Das war Gestern der letze Schnitt in der diesjährigen Rebschnittsaison. Trotz des langen Winters haben wir den Rebschnitt in den letzten Wochen schnell erledigt. Jetzt müssen nur noch die Fruchtruten im Drahtrahmen nach unten gebogen und befestigt werden und dann ist bis zum Ergrünen der Reben keine Arbeit mehr am Rebstock nötig.

Zwei Weinberge sind neu dazu gekommen. Da die Reben schon sehr alt und abgängig waren und die Erziehungsart nicht mehr den heutigen Anforderungen entspricht, werden diese Flächen neu gepflanzt. Heute wurden die alten Rebstöcke mit der Rodezange aus dem Boden herausgezogen. In den nächsten Tagen wird die Fläche abgeräumt und notwendige Planierarbeiten können durchgeführt werden.
Fast erwartungsgemäß gab es heute schon wieder die ersten Reparaturen an den Geräten.
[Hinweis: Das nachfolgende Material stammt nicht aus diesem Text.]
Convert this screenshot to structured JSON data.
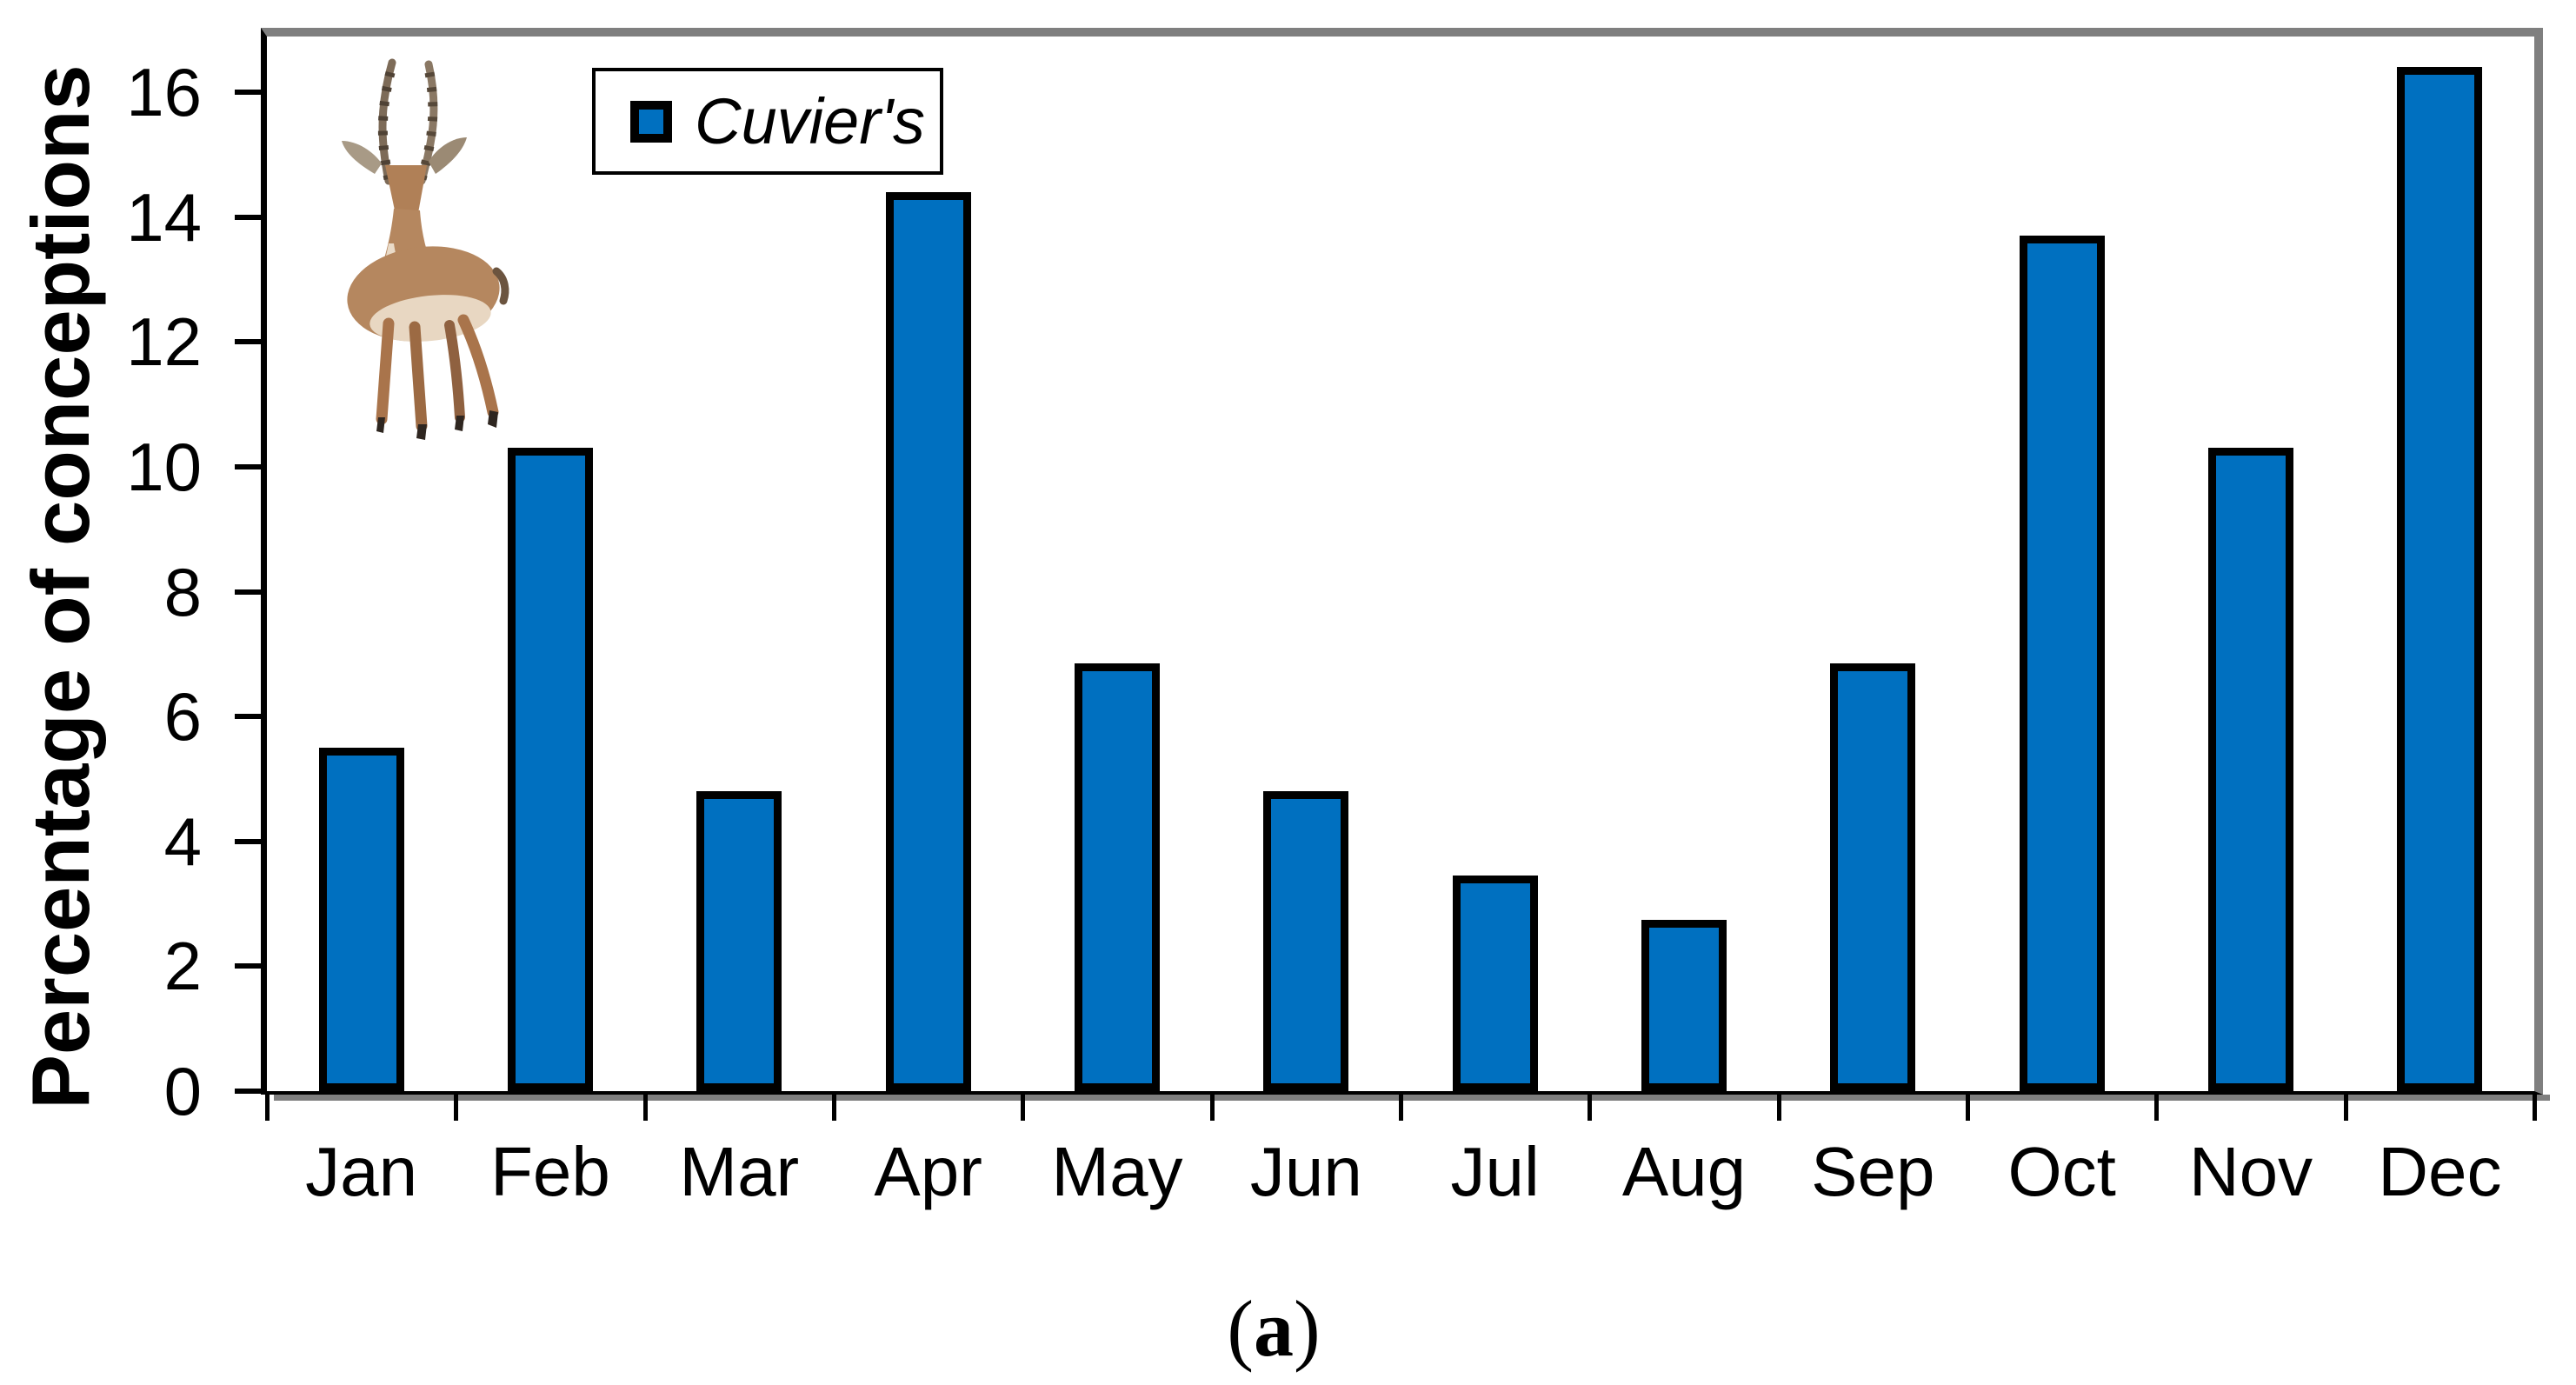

Ein Hydraulikzylinder ist verbogen und muß ersetzt werden, ein Ölverlust an der Raupe erforderte einen neuen Wellendichtring und die selbst gebaute Rodezange ist aufs übelste verbogen und wird wohl auch nicht mehr lange durchhalten. Die Belastungsgrenzen von Mensch und Maschine werden im Steilhang leider schneller erreicht als in der Ebene. Die Reparaturen an der Maschine sind für mich kein Problem, aber was ist, wenn es bei mir losgeht?